Menurut Anwar, Indonesia saat ini harus berjuang agar tak terkena dampak berkelanjutan dari krisis ekonomi global. Dalam keadaan kurang berfungsinya kebijakan moneter, semakin besar harapan ditujukan pada kebijakan fiskal untuk mengatasi krisis dan menggerakkan perekonomian. Kebijakan fiskal tersebut harus dilakukan secara temporer, dengan timing yang tepat, serta struktur dan arah sasaran yang tepat. Tapi, menurut Anwar lagi, kebijakan fiskal saat ini sulit mencapai tujuan yang diharapkan tanpa adanya transparansi dan akuntabilitas fiskal. Di sisi lain, masih ada aturan perundang-undangan yang saling bertentangan seperti UU Perpajakan atau adanya lembaga negara yang tidak taat pada hukum. Hal-hal tersebut mengakibatkan pembatasan pemeriksaan BPK.

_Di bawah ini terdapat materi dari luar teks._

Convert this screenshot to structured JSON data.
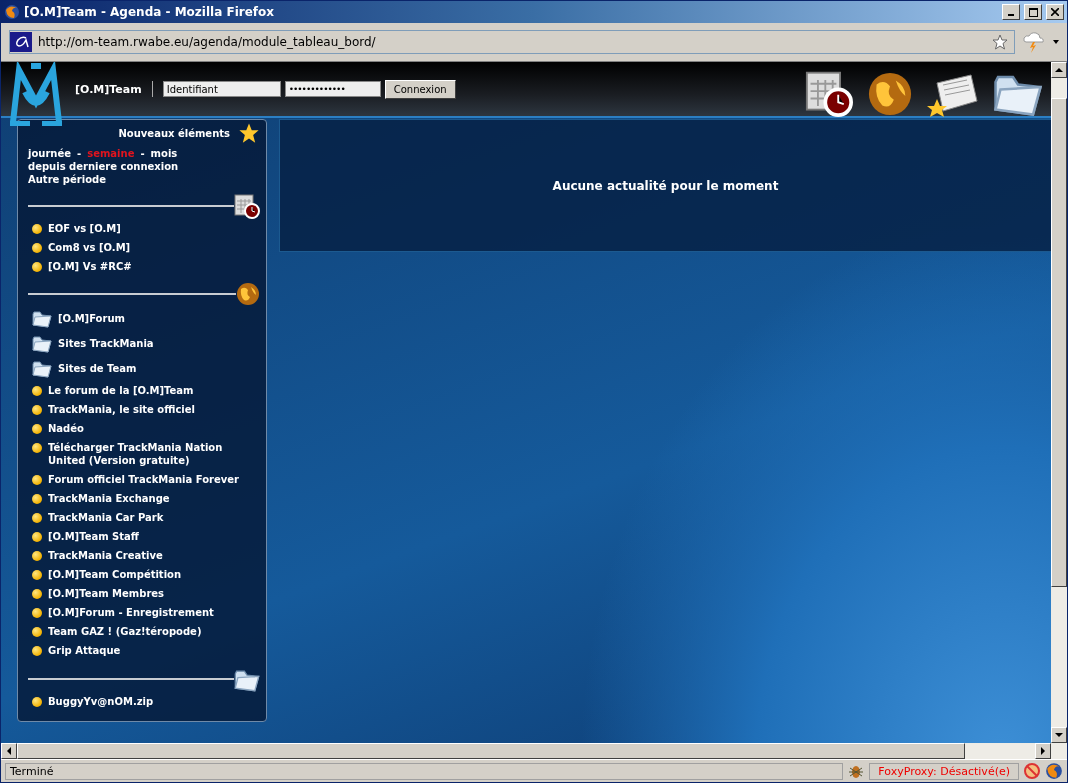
{
  "window": {
    "title": "[O.M]Team - Agenda - Mozilla Firefox"
  },
  "toolbar": {
    "url": "http://om-team.rwabe.eu/agenda/module_tableau_bord/"
  },
  "header": {
    "site_name": "[O.M]Team",
    "username": "Identifiant",
    "password": "•••••••••••••",
    "login_button": "Connexion"
  },
  "sidebar": {
    "title": "Nouveaux éléments",
    "periods": [
      {
        "label": "journée",
        "selected": false
      },
      {
        "label": "semaine",
        "selected": true
      },
      {
        "label": "mois",
        "selected": false
      }
    ],
    "period_separators": [
      "-",
      "-"
    ],
    "period_links": [
      "depuis derniere connexion",
      "Autre période"
    ],
    "sections": [
      {
        "kind": "calendar",
        "items": [
          {
            "kind": "bullet",
            "label": "EOF vs [O.M]"
          },
          {
            "kind": "bullet",
            "label": "Com8 vs [O.M]"
          },
          {
            "kind": "bullet",
            "label": "[O.M] Vs #RC#"
          }
        ]
      },
      {
        "kind": "globe",
        "items": [
          {
            "kind": "folder",
            "label": "[O.M]Forum"
          },
          {
            "kind": "folder",
            "label": "Sites TrackMania"
          },
          {
            "kind": "folder",
            "label": "Sites de Team"
          },
          {
            "kind": "bullet",
            "label": "Le forum de la [O.M]Team"
          },
          {
            "kind": "bullet",
            "label": "TrackMania, le site officiel"
          },
          {
            "kind": "bullet",
            "label": "Nadéo"
          },
          {
            "kind": "bullet",
            "label": "Télécharger TrackMania Nation United (Version gratuite)"
          },
          {
            "kind": "bullet",
            "label": "Forum officiel TrackMania Forever"
          },
          {
            "kind": "bullet",
            "label": "TrackMania Exchange"
          },
          {
            "kind": "bullet",
            "label": "TrackMania Car Park"
          },
          {
            "kind": "bullet",
            "label": "[O.M]Team Staff"
          },
          {
            "kind": "bullet",
            "label": "TrackMania Creative"
          },
          {
            "kind": "bullet",
            "label": "[O.M]Team Compétition"
          },
          {
            "kind": "bullet",
            "label": "[O.M]Team Membres"
          },
          {
            "kind": "bullet",
            "label": "[O.M]Forum - Enregistrement"
          },
          {
            "kind": "bullet",
            "label": "Team GAZ ! (Gaz!téropode)"
          },
          {
            "kind": "bullet",
            "label": "Grip Attaque"
          }
        ]
      },
      {
        "kind": "folder",
        "items": [
          {
            "kind": "bullet",
            "label": "BuggyYv@nOM.zip"
          }
        ]
      }
    ]
  },
  "main": {
    "message": "Aucune actualité pour le moment"
  },
  "status_bar": {
    "text": "Terminé",
    "proxy": "FoxyProxy: Désactivé(e)"
  }
}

Menurut Anwar, pemerintah juga sangat lamban menindaklanjuti rekomendasi dan saran pemeriksaan BPK. ”Padahal perbaikan tata kelola keuangan negara merupakan kunci pokok bagi pencegahan korupsi secara preventif dan surat berharga seperti SUN,” kata Anwar. Salah satu contoh kelambanan pemerintah adalah ditemukannya ribuan rekening liar, termasuk rekening pribadi pejabat negara yang sudah lama meninggal dunia. Akibat ketiadaan konsolidasi keuangan yang baik, pemerintah tidak tahu posisi keuangannya setiap saat. Pemeriksaan BPK menemukan peningkatan jumlah rekening ”liar” dari 957 pada 2004 menjadi 2.240 rekening dengan nilai sebesar Rp1,3 trilun pada 2007.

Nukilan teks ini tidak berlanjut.